Seit Wochen sitzen Banker wegen der Corona-Pandemie im Home Office und handeln vom Küchentisch oder Wohnzimmer aus mit Wertpapieren, Devisen oder Anleihen. Die Aufsichtsbehörden haben wegen der Ausnahmesituation die Handelsregeln gelockert, denn eigentlich müssen diese milliardenschweren Geschäfte in den Räumen der Banken abgewickelt werden.

Den Geldhäusern treibt die Situation dennoch Sorgenfalten auf die Stirn: Sie fürchten, dass Mitarbeiter laxere Kontrollen ausnutzen und neue Handelsskandale drohen. Die Mitarbeiter, die über die Einhaltung der Regeln wachen, sind schliesslich weit weg.

"Das Compliance-Personal kann nicht über die Flure schlendern und schauen, was tatsächlich passiert und Gesprächen lauschen", sagt Rachel Sexton vom Wirtschaftsprüfungs- und Beratungsunternehmen EY in London. "Es sind schwierige Zeiten und viele Unternehmen werden kämpfen müssen. Es gibt einen Anreiz, die Bilanzen zu frisieren."

Compliance hält nicht Schritt

Um das zu verhindern, habe das Wirtschaftsprüfungs- und Beratungsunternehmen einige seiner eigenen Mitarbeiter in Banken entsandt. Denn dort kommt das Compliance-Personal oft nicht mehr hinterher.

Die Kontrolleure müssten prüfen, welche Regeln sich geändert hätten, zudem sei ein Teil der Mitarbeiter aus den Compliance-Abteilung abgezogen und etwa in Call Center versetzt worden, um die Flut an Kundenanfragen nach Kreditstundungen oder neuen Darlehen zu bewältigen, beschreibt Sexton die Engpässe. Das Arbeitsaufkommen für die verbliebenen Kollegen steige.

Ein Compliance-Verantwortlicher eines grossen Brokers, der namentlich nicht genannt werden wollte, räumt ein, dass einige Kontrollmöglichkeiten im Home Office schlicht nicht gegeben seien.

Die Versuchung ist gross

Die Banken sind gebrannte Kinder. Diverse Handelsskandale in den vergangenen Jahren kosteten sie Milliarden an Strafen. So wurden etwa Referenzzinsen wie der Libor oder die Devisenmärkte manipuliert. Um neue Skandale möglichst zu verhindern, haben die Geldhäuser die Zahl der Kontrolleure aufgestockt und den Mitarbeitern die richtigen Verhaltensweisen eingetrichtert.

Auch in normalen Zeiten gibt es schwarze Schafe, die auf der Suche nach Handelsgewinnen und angetrieben durch die Hoffnung auf hohe Boni Regeln missachten oder umgehen. Daher werden etwa Telefonate in den Handelssälen aufgezeichnet, um geheimen Absprachen auf die Schliche zu kommen.

Doch wie können Banken und Broker sicherstellen, dass Händler zu Hause nicht einfach zum Privat-Handy greifen? Und wie stellt man sicher, dass auch dort die Transaktionen klar dokumentiert werden?
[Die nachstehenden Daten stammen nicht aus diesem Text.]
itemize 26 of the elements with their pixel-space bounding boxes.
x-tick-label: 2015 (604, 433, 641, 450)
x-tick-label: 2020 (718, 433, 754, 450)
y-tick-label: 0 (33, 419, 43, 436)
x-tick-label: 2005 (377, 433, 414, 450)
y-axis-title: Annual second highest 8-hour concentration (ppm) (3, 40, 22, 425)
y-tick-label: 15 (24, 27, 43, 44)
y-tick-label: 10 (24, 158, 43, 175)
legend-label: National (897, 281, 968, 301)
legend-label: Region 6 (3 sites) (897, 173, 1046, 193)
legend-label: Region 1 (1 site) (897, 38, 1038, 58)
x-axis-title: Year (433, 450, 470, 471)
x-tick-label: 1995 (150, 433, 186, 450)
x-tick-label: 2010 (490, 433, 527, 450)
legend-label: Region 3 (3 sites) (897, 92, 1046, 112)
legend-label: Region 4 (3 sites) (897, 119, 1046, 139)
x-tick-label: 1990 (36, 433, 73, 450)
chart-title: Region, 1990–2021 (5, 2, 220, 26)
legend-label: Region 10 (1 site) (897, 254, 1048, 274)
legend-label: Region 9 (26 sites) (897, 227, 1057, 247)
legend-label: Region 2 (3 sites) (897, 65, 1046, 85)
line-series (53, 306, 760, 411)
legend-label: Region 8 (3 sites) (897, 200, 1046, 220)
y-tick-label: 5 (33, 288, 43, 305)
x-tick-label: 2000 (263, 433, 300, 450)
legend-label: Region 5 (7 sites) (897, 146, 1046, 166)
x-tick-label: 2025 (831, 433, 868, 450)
Nötige Technik nicht vorhanden

Die nötige Technik war bei den Händler zuhause oftmals nicht vorhanden. Sein Unternehmen habe von Anfang März bis Mitte April 10'000 Systeme zur Sprachaufzeichnungen in den Wohnungen von Händlern in den USA und Europa installiert, berichtet Tim Carmody vom US-Dienstleister IPC.
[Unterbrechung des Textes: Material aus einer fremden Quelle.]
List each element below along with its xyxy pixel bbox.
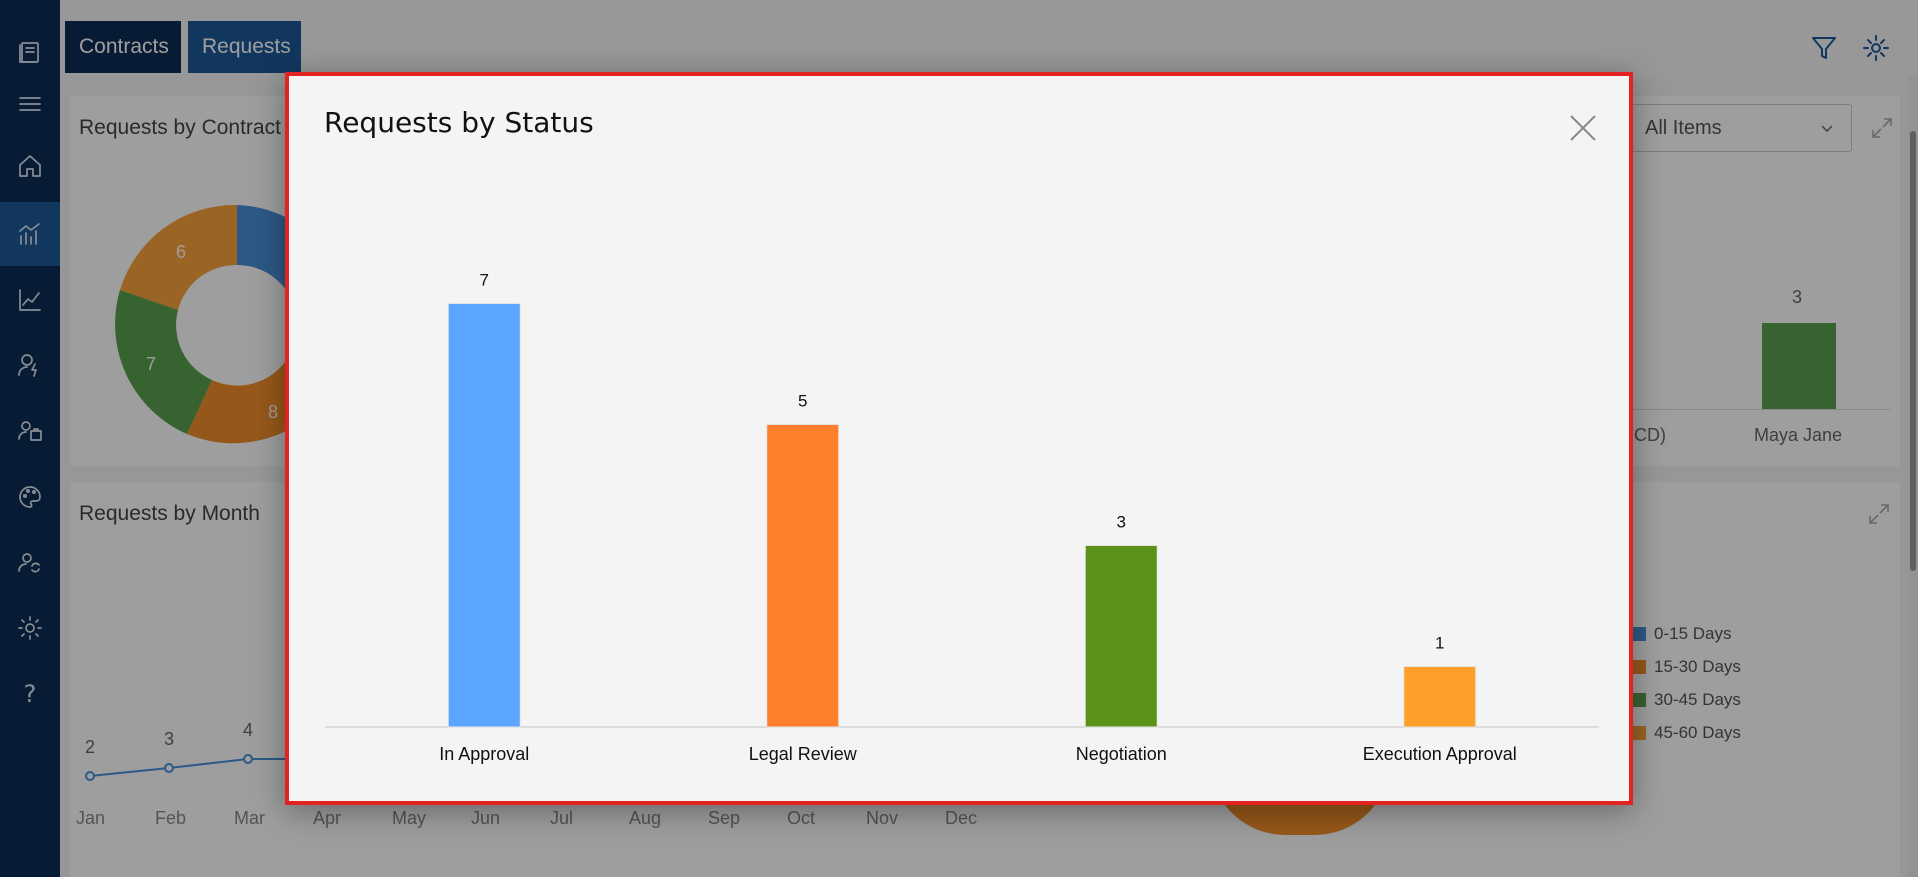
legend-item: 0-15 Days <box>1632 624 1731 644</box>
legend-label: 0-15 Days <box>1654 624 1732 643</box>
month-tick-label: Jan <box>76 808 106 828</box>
month-tick-label: Nov <box>866 808 899 828</box>
month-tick-label: Feb <box>155 808 187 828</box>
chart-area: 7 In Approval 5 Legal Review 3 Negotiation 1 Ex… <box>289 76 1637 809</box>
settings-icon[interactable] <box>1862 34 1894 66</box>
x-tick-label: Legal Review <box>749 744 858 764</box>
month-tick-label: Dec <box>945 808 978 828</box>
x-tick-label: In Approval <box>439 744 529 764</box>
donut-label: 7 <box>146 354 157 374</box>
x-tick-label: Execution Approval <box>1363 744 1517 764</box>
gear-icon[interactable] <box>0 596 60 660</box>
card-title-requests-by-contract: Requests by Contract <box>79 116 281 139</box>
chart-modal: 7 In Approval 5 Legal Review 3 Negotiation 1 Ex… <box>285 72 1633 805</box>
legend-item: 30-45 Days <box>1632 690 1741 710</box>
scrollbar[interactable] <box>1908 76 1918 877</box>
scrollbar-thumb[interactable] <box>1910 131 1916 571</box>
month-tick-label: May <box>392 808 427 828</box>
home-icon[interactable] <box>0 134 60 198</box>
bg-bar-value: 3 <box>1792 287 1803 307</box>
help-icon[interactable]: ? <box>23 680 37 708</box>
legend-swatch <box>1632 693 1646 707</box>
bg-bar <box>1762 323 1836 409</box>
team-icon[interactable] <box>0 399 60 463</box>
chevron-down-icon <box>1819 119 1835 142</box>
close-button[interactable] <box>1565 110 1601 146</box>
bar-negotiation[interactable] <box>1084 544 1158 728</box>
bg-bar-label-partial: CD) <box>1634 425 1666 445</box>
data-label: 7 <box>480 270 489 289</box>
sidebar: ? <box>0 0 60 877</box>
bg-bar-label: Maya Jane <box>1754 425 1843 445</box>
close-icon <box>1570 115 1596 141</box>
user-sync-icon[interactable] <box>0 531 60 595</box>
donut-label: 8 <box>268 402 279 422</box>
legend-label: 30-45 Days <box>1654 690 1741 709</box>
data-label: 5 <box>798 391 807 410</box>
donut-label: 6 <box>176 242 187 262</box>
month-value: 4 <box>243 720 254 740</box>
data-label: 3 <box>1117 512 1126 531</box>
data-label: 1 <box>1435 633 1444 652</box>
month-tick-label: Mar <box>234 808 265 828</box>
filter-icon[interactable] <box>1810 34 1842 66</box>
month-tick-label: Jun <box>471 808 501 828</box>
tab-requests[interactable]: Requests <box>188 21 301 73</box>
user-flash-icon[interactable] <box>0 333 60 397</box>
month-value: 2 <box>85 737 96 757</box>
legend-swatch <box>1632 660 1646 674</box>
bar-legal-review[interactable] <box>766 423 840 728</box>
expand-icon-2[interactable] <box>1867 502 1891 526</box>
bar-in-approval[interactable] <box>447 302 521 728</box>
bar-execution-approval[interactable] <box>1403 665 1477 728</box>
legend-swatch <box>1632 627 1646 641</box>
menu-icon[interactable] <box>0 72 60 136</box>
card-title-requests-by-month: Requests by Month <box>79 502 260 525</box>
dropdown-value: All Items <box>1645 117 1722 139</box>
x-tick-label: Negotiation <box>1076 744 1167 764</box>
legend-swatch <box>1632 726 1646 740</box>
month-tick-label: Aug <box>629 808 662 828</box>
expand-icon[interactable] <box>1870 116 1894 140</box>
trend-icon[interactable] <box>0 268 60 332</box>
legend-item: 15-30 Days <box>1632 657 1741 677</box>
bg-bar-axis <box>1620 409 1890 410</box>
items-dropdown[interactable]: All Items <box>1626 104 1852 152</box>
legend-label: 15-30 Days <box>1654 657 1741 676</box>
bar-chart: 7 In Approval 5 Legal Review 3 Negotiation 1 Ex… <box>325 270 1599 764</box>
month-tick-label: Sep <box>708 808 741 828</box>
palette-icon[interactable] <box>0 465 60 529</box>
analytics-icon[interactable] <box>0 202 60 266</box>
legend-item: 45-60 Days <box>1632 723 1741 743</box>
legend-label: 45-60 Days <box>1654 723 1741 742</box>
month-tick-label: Jul <box>550 808 574 828</box>
tab-contracts[interactable]: Contracts <box>65 21 181 73</box>
contracts-logo-icon[interactable] <box>0 20 60 84</box>
month-tick-label: Oct <box>787 808 816 828</box>
modal-title: Requests by Status <box>324 106 594 139</box>
month-tick-label: Apr <box>313 808 342 828</box>
top-bar <box>60 0 1918 76</box>
month-value: 3 <box>164 729 175 749</box>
"Wir haben gesehen, welche Kunden darauf vorbereitet waren und welche etwas ins Schlingern geraten sind", sagt er. Grosse Banken mit tiefen Taschen hätten Hunderte, wenn nicht gar Tausende Systeme in den Wohnungen ihrer Mitarbeiter installiert, während kleinere Institute sich schwer getan hätten.

In den meisten Fällen hätten die Aufsichtsbehörden Verständnis, wenn dabei nicht immer alles rund laufe, sagt der Compliance-Verantwortliche des grossen Brokers. Die Institute hätten die Behörden um Zusicherungen gebeten, dass ihnen nach der Pandemie nicht doch Sanktionen drohen.
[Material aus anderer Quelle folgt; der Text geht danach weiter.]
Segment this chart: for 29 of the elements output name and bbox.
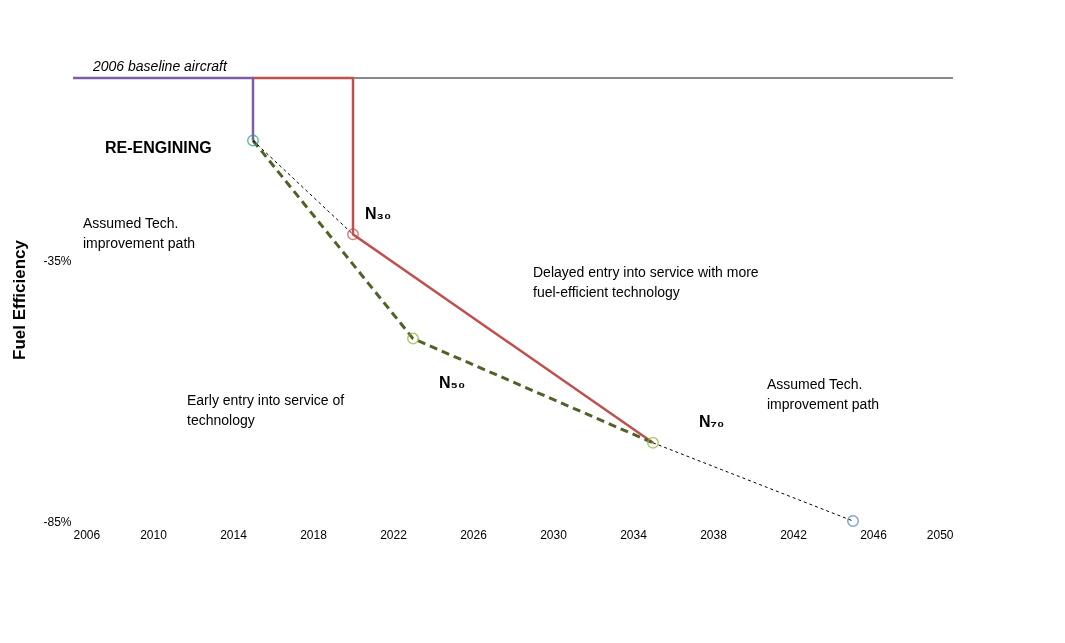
annotation: N₅₀ (439, 373, 466, 391)
x-tick-label: 2050 (926, 527, 954, 542)
annotation: RE-ENGINING (105, 139, 212, 157)
x-tick-label: 2034 (620, 527, 648, 542)
x-tick-label: 2010 (140, 527, 168, 542)
annotation: Assumed Tech. improvement path (83, 214, 196, 251)
point (847, 515, 859, 527)
x-tick-label: 2006 (73, 527, 101, 542)
x-tick-label: 2042 (780, 527, 808, 542)
y-tick-label: -85% (43, 514, 72, 529)
annotation: N₃₀ (365, 204, 392, 222)
y-axis-title: Fuel Efficiency (10, 239, 30, 360)
x-tick-label: 2026 (460, 527, 488, 542)
point (347, 228, 359, 241)
x-tick-label: 2014 (220, 527, 248, 542)
point (247, 134, 259, 147)
x-tick-label: 2030 (540, 527, 568, 542)
y-tick-label: -35% (43, 253, 72, 268)
x-tick-label: 2018 (300, 527, 328, 542)
annotation: Delayed entry into service with more fuel-efficient technology (533, 264, 759, 301)
x-tick-label: 2038 (700, 527, 728, 542)
annotation: N₇₀ (699, 412, 725, 430)
x-tick-label: 2022 (380, 527, 408, 542)
point (647, 436, 659, 449)
annotation: Assumed Tech. improvement path (767, 376, 880, 413)
x-tick-label: 2046 (860, 527, 888, 542)
point (407, 332, 419, 345)
annotation: 2006 baseline aircraft (92, 58, 228, 74)
annotation: Early entry into service of technology (187, 392, 345, 429)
Schliesslich habe es durchaus Schwierigkeiten bei Transaktionen aus dem Home Offie heraus gegeben, etwa bei der Platzierung von grossen Aktienpaketen (block trades). Aber nur die amerikanische Derivate-Aufsicht CFTC habe wirkliche Erleichterungen bei Problemen mit der Sprachaufzeichnung geschaffen.